May I know if tensor core could also be turned on when I use the C++ API?

virtual void setInt8Mode(bool mode) = 0;
and
virtual void setFp16Mode(bool mode) = 0;

Thanks!

Hello,

Yes, you choose to set both INT8 and FP16 mode if the platform supports it. TensorRT will choose the most performance optimal kernel to perform inference. For more information, please reference:

https://docs.nvidia.com/deeplearning/sdk/tensorrt-developer-guide/index.html#mixed_precision_c

Thanks for the confirmation.

Also two related question:

If my model weight is trained in FP32, will tensorrt automatically convert the weight during FP16 mode?

Also if my plugins for the model are all implemented in FP32, can FP16 still be used for the non-plugin stages (e.g. convolution)?

Thanks!

Hello,

TRT will convert if you specify FP16 to the builder.

Thanks, what about plugin implementation, will tensorrt run default layers in FP16 mode and then run customized layers in FP32 mode?

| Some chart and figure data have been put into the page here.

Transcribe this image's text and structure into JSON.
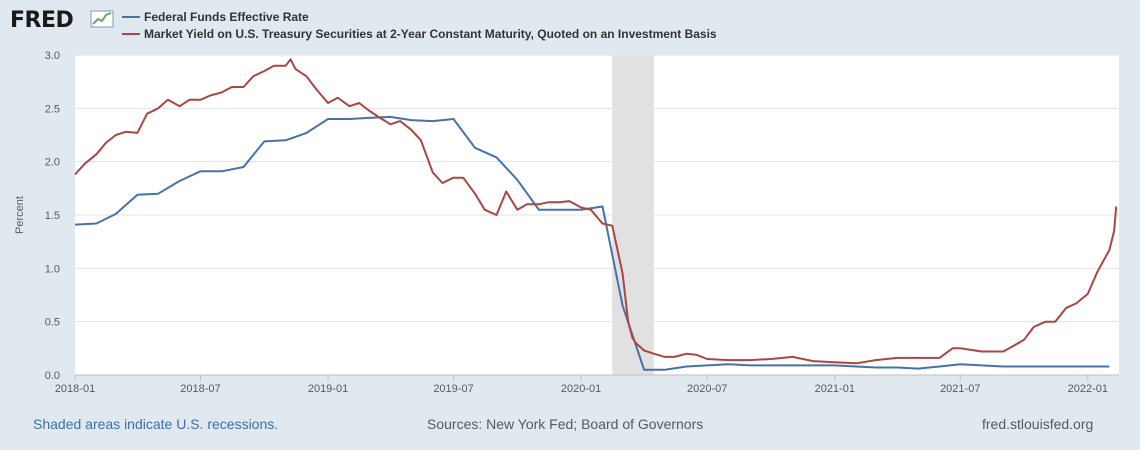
{
  "header": {
    "logo_text": "FRED",
    "logo_icon": "fred-chart-icon"
  },
  "legend": [
    {
      "label": "Federal Funds Effective Rate",
      "color": "#4572a7"
    },
    {
      "label": "Market Yield on U.S. Treasury Securities at 2-Year Constant Maturity, Quoted on an Investment Basis",
      "color": "#aa4643"
    }
  ],
  "footer": {
    "recession_note": "Shaded areas indicate U.S. recessions.",
    "sources": "Sources: New York Fed; Board of Governors",
    "site": "fred.stlouisfed.org"
  },
  "chart_data": {
    "type": "line",
    "ylabel": "Percent",
    "ylim": [
      0.0,
      3.0
    ],
    "xlim": [
      "2018-01-01",
      "2022-02-15"
    ],
    "y_ticks": [
      "0.0",
      "0.5",
      "1.0",
      "1.5",
      "2.0",
      "2.5",
      "3.0"
    ],
    "x_ticks": [
      {
        "label": "2018-01",
        "date": "2018-01-01"
      },
      {
        "label": "2018-07",
        "date": "2018-07-01"
      },
      {
        "label": "2019-01",
        "date": "2019-01-01"
      },
      {
        "label": "2019-07",
        "date": "2019-07-01"
      },
      {
        "label": "2020-01",
        "date": "2020-01-01"
      },
      {
        "label": "2020-07",
        "date": "2020-07-01"
      },
      {
        "label": "2021-01",
        "date": "2021-01-01"
      },
      {
        "label": "2021-07",
        "date": "2021-07-01"
      },
      {
        "label": "2022-01",
        "date": "2022-01-01"
      }
    ],
    "grid": true,
    "recession": {
      "start": "2020-02-15",
      "end": "2020-04-15"
    },
    "series": [
      {
        "name": "Federal Funds Effective Rate",
        "color": "#4572a7",
        "x": [
          "2018-01-01",
          "2018-02-01",
          "2018-03-01",
          "2018-04-01",
          "2018-05-01",
          "2018-06-01",
          "2018-07-01",
          "2018-08-01",
          "2018-09-01",
          "2018-10-01",
          "2018-11-01",
          "2018-12-01",
          "2019-01-01",
          "2019-02-01",
          "2019-03-01",
          "2019-04-01",
          "2019-05-01",
          "2019-06-01",
          "2019-07-01",
          "2019-08-01",
          "2019-09-01",
          "2019-10-01",
          "2019-11-01",
          "2019-12-01",
          "2020-01-01",
          "2020-02-01",
          "2020-03-01",
          "2020-04-01",
          "2020-05-01",
          "2020-06-01",
          "2020-07-01",
          "2020-08-01",
          "2020-09-01",
          "2020-10-01",
          "2020-11-01",
          "2020-12-01",
          "2021-01-01",
          "2021-02-01",
          "2021-03-01",
          "2021-04-01",
          "2021-05-01",
          "2021-06-01",
          "2021-07-01",
          "2021-08-01",
          "2021-09-01",
          "2021-10-01",
          "2021-11-01",
          "2021-12-01",
          "2022-01-01",
          "2022-02-01"
        ],
        "values": [
          1.41,
          1.42,
          1.51,
          1.69,
          1.7,
          1.82,
          1.91,
          1.91,
          1.95,
          2.19,
          2.2,
          2.27,
          2.4,
          2.4,
          2.41,
          2.42,
          2.39,
          2.38,
          2.4,
          2.13,
          2.04,
          1.83,
          1.55,
          1.55,
          1.55,
          1.58,
          0.65,
          0.05,
          0.05,
          0.08,
          0.09,
          0.1,
          0.09,
          0.09,
          0.09,
          0.09,
          0.09,
          0.08,
          0.07,
          0.07,
          0.06,
          0.08,
          0.1,
          0.09,
          0.08,
          0.08,
          0.08,
          0.08,
          0.08,
          0.08
        ]
      },
      {
        "name": "Market Yield on U.S. Treasury Securities at 2-Year Constant Maturity, Quoted on an Investment Basis",
        "color": "#aa4643",
        "x": [
          "2018-01-01",
          "2018-01-15",
          "2018-02-01",
          "2018-02-15",
          "2018-03-01",
          "2018-03-15",
          "2018-04-01",
          "2018-04-15",
          "2018-05-01",
          "2018-05-15",
          "2018-06-01",
          "2018-06-15",
          "2018-07-01",
          "2018-07-15",
          "2018-08-01",
          "2018-08-15",
          "2018-09-01",
          "2018-09-15",
          "2018-10-01",
          "2018-10-15",
          "2018-11-01",
          "2018-11-08",
          "2018-11-15",
          "2018-12-01",
          "2018-12-15",
          "2019-01-01",
          "2019-01-15",
          "2019-02-01",
          "2019-02-15",
          "2019-03-01",
          "2019-03-15",
          "2019-04-01",
          "2019-04-15",
          "2019-05-01",
          "2019-05-15",
          "2019-06-01",
          "2019-06-15",
          "2019-07-01",
          "2019-07-15",
          "2019-08-01",
          "2019-08-15",
          "2019-09-01",
          "2019-09-15",
          "2019-10-01",
          "2019-10-15",
          "2019-11-01",
          "2019-11-15",
          "2019-12-01",
          "2019-12-15",
          "2020-01-01",
          "2020-01-15",
          "2020-02-01",
          "2020-02-15",
          "2020-03-01",
          "2020-03-09",
          "2020-03-15",
          "2020-03-20",
          "2020-04-01",
          "2020-04-15",
          "2020-05-01",
          "2020-05-15",
          "2020-06-01",
          "2020-06-15",
          "2020-07-01",
          "2020-08-01",
          "2020-09-01",
          "2020-10-01",
          "2020-11-01",
          "2020-12-01",
          "2021-01-01",
          "2021-02-01",
          "2021-03-01",
          "2021-04-01",
          "2021-05-01",
          "2021-06-01",
          "2021-06-20",
          "2021-07-01",
          "2021-08-01",
          "2021-09-01",
          "2021-09-15",
          "2021-10-01",
          "2021-10-15",
          "2021-11-01",
          "2021-11-15",
          "2021-12-01",
          "2021-12-15",
          "2022-01-01",
          "2022-01-15",
          "2022-02-01",
          "2022-02-08",
          "2022-02-11"
        ],
        "values": [
          1.88,
          1.98,
          2.07,
          2.18,
          2.25,
          2.28,
          2.27,
          2.45,
          2.5,
          2.58,
          2.52,
          2.58,
          2.58,
          2.62,
          2.65,
          2.7,
          2.7,
          2.8,
          2.85,
          2.9,
          2.9,
          2.96,
          2.87,
          2.8,
          2.68,
          2.55,
          2.6,
          2.52,
          2.55,
          2.48,
          2.42,
          2.35,
          2.38,
          2.3,
          2.2,
          1.9,
          1.8,
          1.85,
          1.85,
          1.7,
          1.55,
          1.5,
          1.72,
          1.55,
          1.6,
          1.6,
          1.62,
          1.62,
          1.63,
          1.57,
          1.55,
          1.42,
          1.4,
          0.95,
          0.5,
          0.35,
          0.3,
          0.23,
          0.2,
          0.17,
          0.17,
          0.2,
          0.19,
          0.15,
          0.14,
          0.14,
          0.15,
          0.17,
          0.13,
          0.12,
          0.11,
          0.14,
          0.16,
          0.16,
          0.16,
          0.25,
          0.25,
          0.22,
          0.22,
          0.27,
          0.33,
          0.45,
          0.5,
          0.5,
          0.63,
          0.67,
          0.76,
          0.97,
          1.17,
          1.35,
          1.58
        ]
      }
    ]
  }
}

Hi cjluo, Have you figured out whether tensorrt runs plugin in FP16 mode? I am trying to run my custom plugin in FP16 mode, but seems there’s some technical issues with plugin implementation. I am wondering if we need to manually to do data type conversion.

I think the custom layers are still by default FP32. I haven’t spent time on FP16 plugins yet.